While Altmann admits that the provost is a hard position to define, she says that the easiest catch phrase for it is that “the provost is the chief academic officer of the University. The academic side of the institution, the integrity of the students and faculty, are the responsibilities of the provost.” 

While the president of a university these days is mostly “an outward facing entity,” the provost, in turn, “is more often turned inward.” Altmann jokes that a provost is doing her job if she is virtually rendered invisible.

“It’s one of those great jobs where you get to help people realize their potential,” Altmann said.

Altmann described her excitement of joining the University community and discussed the timing of her arrival on campus.

“Bucknell is at a really great moment in its evolution. It’s the richest year in terms of diversity of faculty and student body. Both incoming cohorts are really wonderfully diverse and mixed in their backgrounds, enthusiasms, and areas of expertise, so it’s a great time to land here. I’ve come right at a moment where we’re trying to figure out how to build a college of management, for example, and that’s legitimately a big, important, difficult task; it’s not something that can be done quickly or without a lot of careful thought,” Altmann said.

What Altmann tries to ask herself is “how do you do that well at a university with a liberal arts core?”

Altmann also touched upon her arrival in the midst of pertinent diversity issues, which surfaced last semester after disparaging racial slurs were made on a University radio station.

“Paradoxically, I was really proud to be joining an institution that just got right out in front of the issue and dealt with it publicly. There is insidious, damaging, hateful, racist behavior at every institution. I’ve had to work with students who have had to weather all kinds of nasty incidents, and faculty as well,” Altmann said.

What struck her, she said, was the enormous outpouring of support and concern on campus.

“I think it’s remarkable that within a couple of hours, people were talking about it publicly, rallying in numbers, and trying to put it in the context of Bucknell and large societal issues,” Altmann said.

If Altmann has any advice for her students, it’s this: “These are the four years that will set you up to make good choices, to think broadly, and to know that you can do anything you want to do because you’ve been well-trained.

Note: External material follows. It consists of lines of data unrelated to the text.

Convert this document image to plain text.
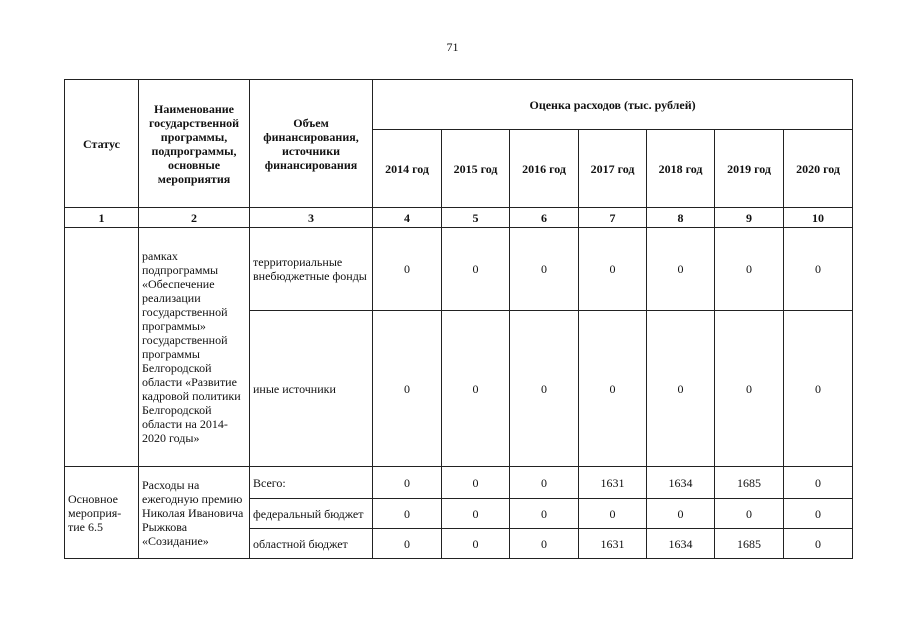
71
Статус	Наименование государственной программы, подпрограммы, основные мероприятия	Объем финансирования, источники финансирования	Оценка расходов (тыс. рублей)						
			2014 год	2015 год	2016 год	2017 год	2018 год	2019 год	2020 год
1	2	3	4	5	6	7	8	9	10
	рамках подпрограммы «Обеспечение реализации государственной программы» государственной программы Белгородской области «Развитие кадровой политики Белгородской области на 2014-2020 годы»	территориальные внебюджетные фонды	0	0	0	0	0	0	0
		иные источники	0	0	0	0	0	0	0
Основное мероприя-тие 6.5	Расходы на ежегодную премию Николая Ивановича Рыжкова «Созидание»	Всего:	0	0	0	1631	1634	1685	0
		федеральный бюджет	0	0	0	0	0	0	0
		областной бюджет	0	0	0	1631	1634	1685	0
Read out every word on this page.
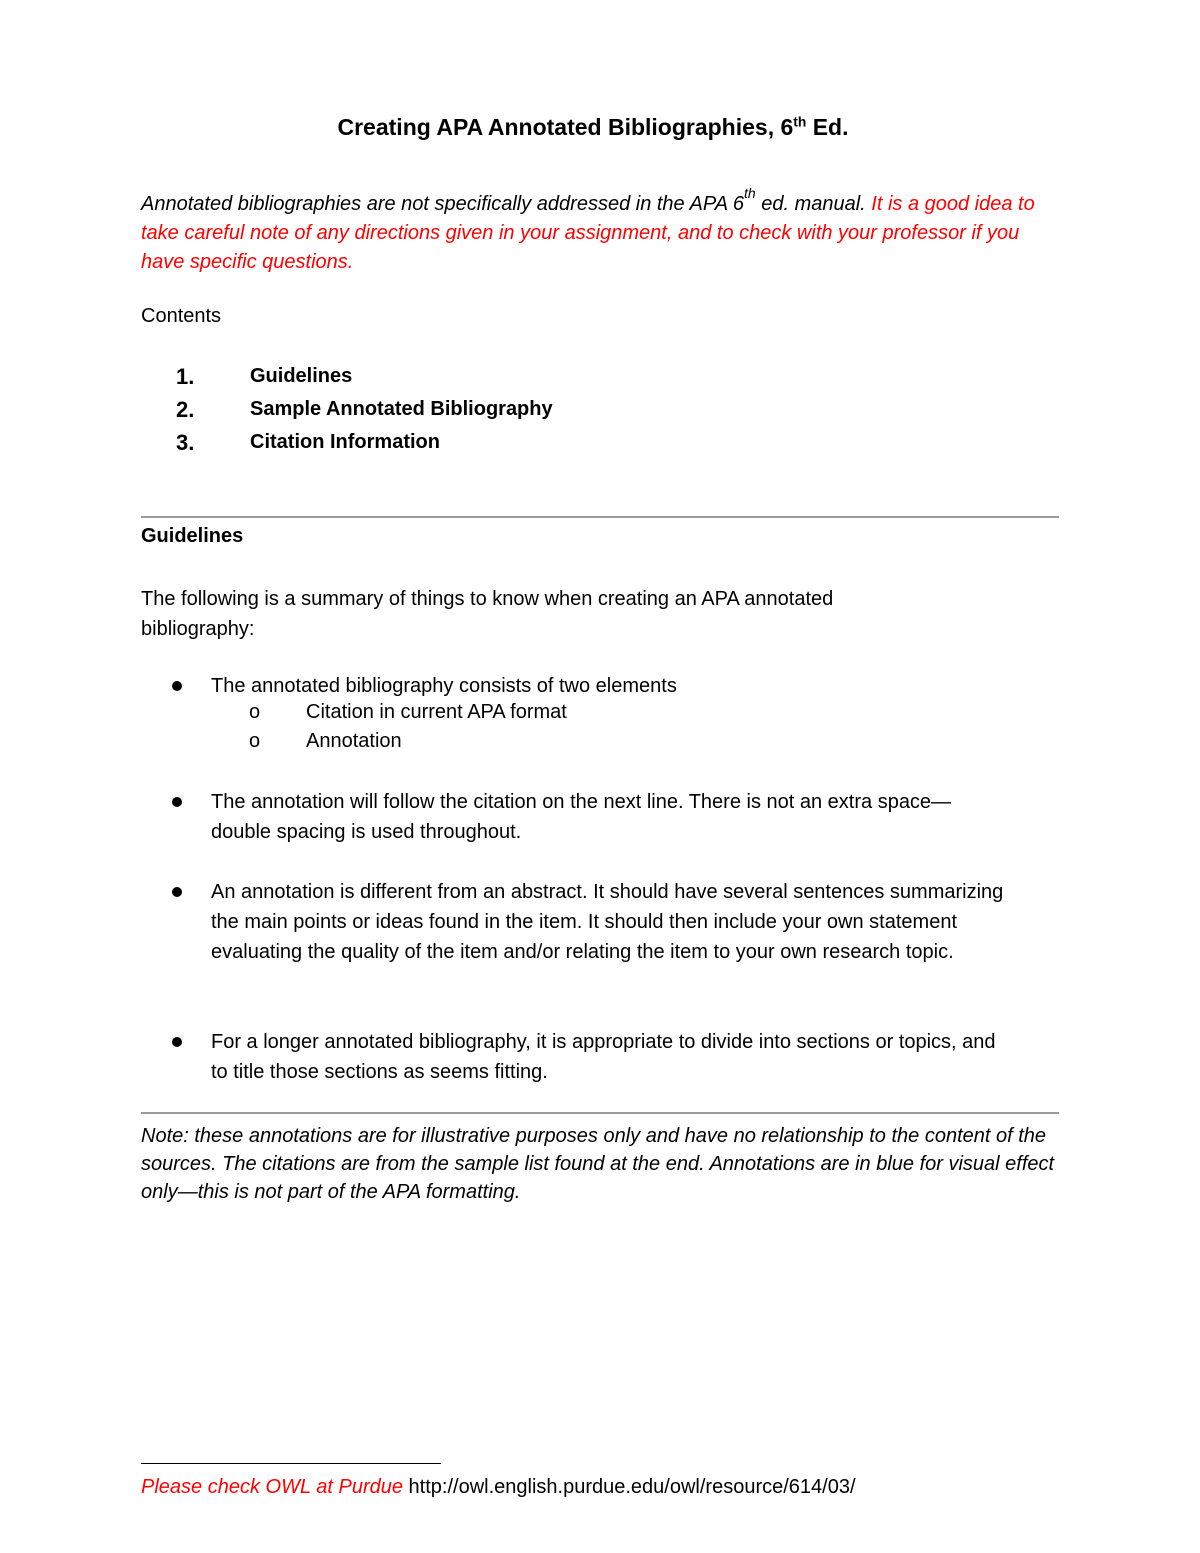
Creating APA Annotated Bibliographies, 6th Ed.
Annotated bibliographies are not specifically addressed in the APA 6th ed. manual. It is a good idea to take careful note of any directions given in your assignment, and to check with your professor if you have specific questions.
Contents
1.	Guidelines
2.	Sample Annotated Bibliography
3.	Citation Information
Guidelines
The following is a summary of things to know when creating an APA annotated bibliography:
The annotated bibliography consists of two elements
o Citation in current APA format
o Annotation
The annotation will follow the citation on the next line. There is not an extra space—double spacing is used throughout.
An annotation is different from an abstract. It should have several sentences summarizing the main points or ideas found in the item. It should then include your own statement evaluating the quality of the item and/or relating the item to your own research topic.
For a longer annotated bibliography, it is appropriate to divide into sections or topics, and to title those sections as seems fitting.
Note: these annotations are for illustrative purposes only and have no relationship to the content of the sources. The citations are from the sample list found at the end. Annotations are in blue for visual effect only—this is not part of the APA formatting.
Please check OWL at Purdue http://owl.english.purdue.edu/owl/resource/614/03/
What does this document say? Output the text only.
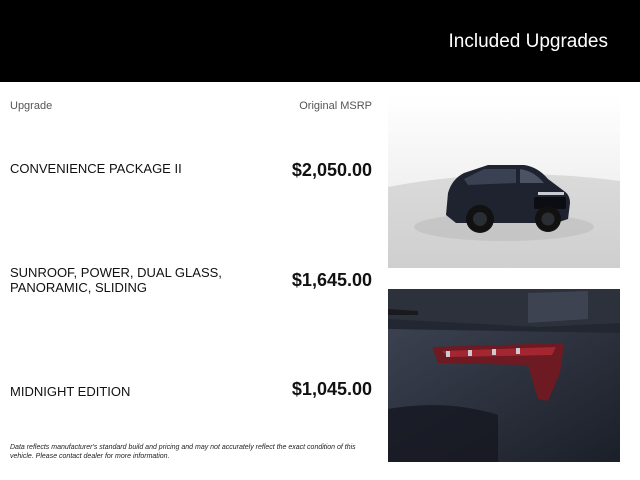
Included Upgrades
Upgrade	Original MSRP
CONVENIENCE PACKAGE II	$2,050.00
SUNROOF, POWER, DUAL GLASS, PANORAMIC, SLIDING	$1,645.00
MIDNIGHT EDITION	$1,045.00
Data reflects manufacturer's standard build and pricing and may not accurately reflect the exact condition of this vehicle. Please contact dealer for more information.
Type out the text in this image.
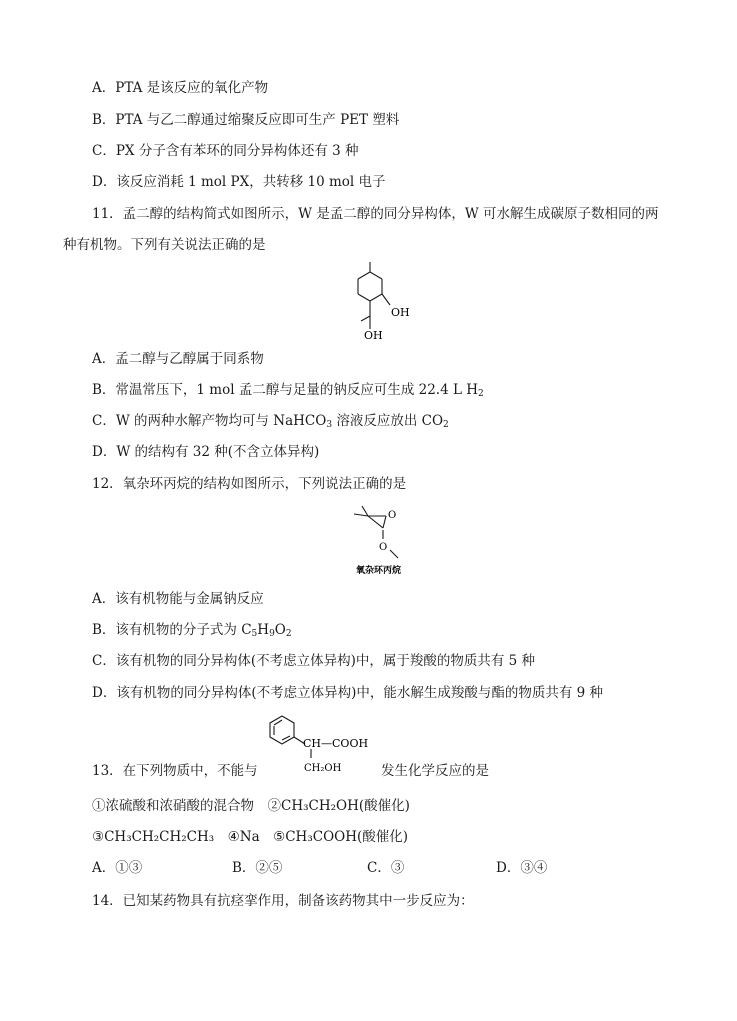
A．PTA 是该反应的氧化产物
B．PTA 与乙二醇通过缩聚反应即可生产 PET 塑料
C．PX 分子含有苯环的同分异构体还有 3 种
D．该反应消耗 1 mol PX，共转移 10 mol 电子
11．孟二醇的结构简式如图所示，W 是孟二醇的同分异构体，W 可水解生成碳原子数相同的两
种有机物。下列有关说法正确的是
OH
OH
A．孟二醇与乙醇属于同系物
B．常温常压下，1 mol 孟二醇与足量的钠反应可生成 22.4 L $H_2$
C．W 的两种水解产物均可与 NaHCO$_3$ 溶液反应放出 $CO_2$
D．W 的结构有 32 种(不含立体异构)
12．氧杂环丙烷的结构如图所示，下列说法正确的是
O
O
氧杂环丙烷
A．该有机物能与金属钠反应
B．该有机物的分子式为 $C_5H_9O_2$
C．该有机物的同分异构体(不考虑立体异构)中，属于羧酸的物质共有 5 种
D．该有机物的同分异构体(不考虑立体异构)中，能水解生成羧酸与酯的物质共有 9 种
CH—COOH
CH₂OH
13．在下列物质中，不能与	发生化学反应的是
①浓硫酸和浓硝酸的混合物　②CH₃CH₂OH(酸催化)
③CH₃CH₂CH₂CH₃　④Na　⑤CH₃COOH(酸催化)
A．①③	B．②⑤	C．③	D．③④
14．已知某药物具有抗痉挛作用，制备该药物其中一步反应为：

But, these years do not have to set you up for a particular professional trajectory. There doesn’t have to be a direct line between a major and a degree and we need to embrace that; you don’t have to have your life path chosen by the time you leave here.”

She uses her own kids as an example. “I’m worried about my kids even though they’ve landed on their feet!”

Altmann’s son, a French and Spanish major, is currently trying to make his living as a rapper in Los Angeles.

“I never could have predicted that for him,” Altmann said. “[But], he’s learned discipline, good analytical skills, the ability to communicate in several languages, all which makes him a much better writer and poet, so we’ll see what happens!”